2.カビを発生させないためのきもの・帯類の収納のポイント
(1)保管用の収納ケース
できるだけ通気性のよい桐材を使ったタンスや収納ケースにきものを収めるのが理想的です。しかし桐材は高価で手が出ない、ということであれば底の浅いプラスチックの収納ケースに2、3枚のみ重ねて保管するようにするとよいでしょう。
(2)保管場所
湿気を避けることを第一に考えると、なるべく湿気がこない風通しのよい場所できものを保管するようにしたいものです。日ごろから意識して引き出しを開けるようにして、風を通すようにするとよいでしょう。
(3)防虫材
虫がつくことを防ぐために防虫剤は必須です。しかし、頻繁に袖を通さず長期間保管しておくことが多いきものは、昔ながらのナフタリンなどの防虫剤はどうしてもにおいがつくため、無臭タイプの新素材の防虫剤がよいでしょう。
(4)防湿材
部屋全体、そして収納ケースの両方の除湿を心掛けましょう。部屋全体には据え置き型の除湿剤を、収納ケースの下には除湿シートを準備しておくことをおすすめします。
(5)虫干し
風を通し、カビ菌を追い出すためにも、年に一度は湿気のない晴れた日には虫干ししてあげるようにしましょう。
3.それでもカビが発生してしまったら
デリケートなきものの生地にカビは大敵です。カビを生えさせないように注意を払うことが一番大切なのですが、どんなに気を付けていてもカビが生えてしまうことがあります。カビを見つけて「もうこのきものは着られない」と悲観せずに、専門業者に相談してみましょう。カビの進行段階によってはもう一度きれいになる可能性があるのです。

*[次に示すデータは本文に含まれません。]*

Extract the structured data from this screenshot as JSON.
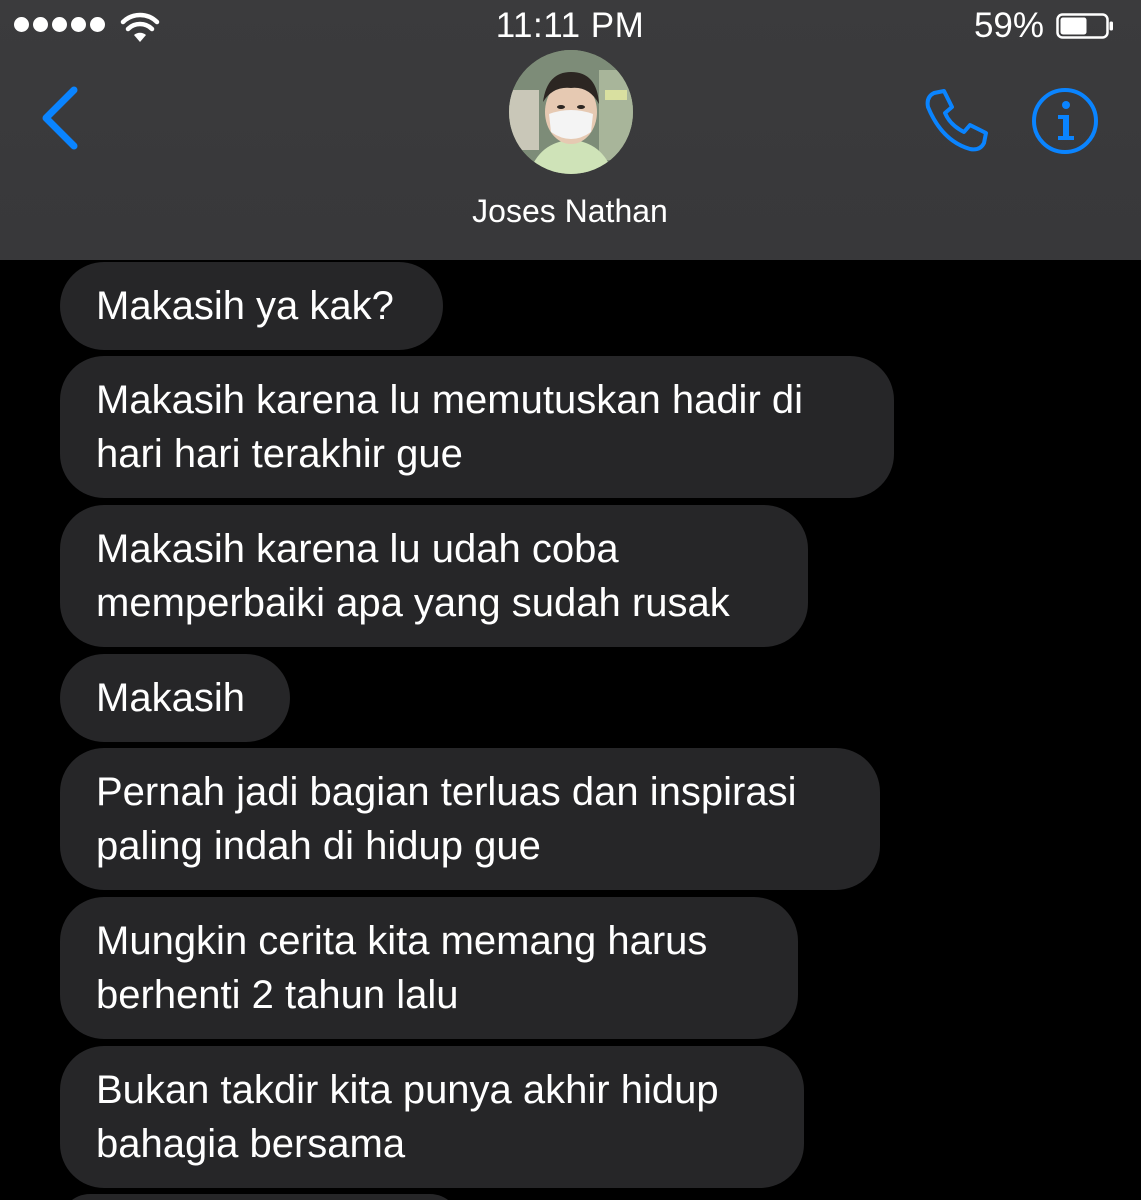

ここではカビの段階別に症状と対処方法についてまとめてみました。
●第一段階
軽く白斑点が出ている(白カビ)
きものに白い斑点を見つけたら、それは「白カビ」です。たとう紙が黄色く変色していることが特徴です。この白カビの段階で見つけることができれば、クリーニングで綺麗に元に戻ります。
●第二段階
黄色いカビがでている(白カビ発生後、数年経過したもの)
10年近くしまったままになっているきものによくみられるケースです。白カビ発生から何も手を打たずに放置して5~6年経過したころ、カビが白色から黄色に変色します。クリーニングでカビの変色を落とすことは難しく、きものを全部解いて洗ってから仕立て直す「洗い張り」が必要となります。
●最終段階
黒カビ
カビが出はじめてから15~20年経過するとカビの色も濃い茶色および黒色となります。この段階までカビが進行してしまうとまず元の色は取り戻せません。生地自体も弱っているため染め替えも難しい場合が多いでしょう。
まとめ
いかがでしたか? きものを長持ちさせるための保管のコツは、高温多湿の環境下できものを保管していることをよく認識して、定期的なチェックと除湿に注意することです。袖を通していなくても、年に一度か二度はきものをたとう紙から出してチェックし、できれば風通しの良いところでつるして風を通してあげたいですね。
大切なきものを長く着続けるために、湿気対策を重視した保管方法を守ることが大切です。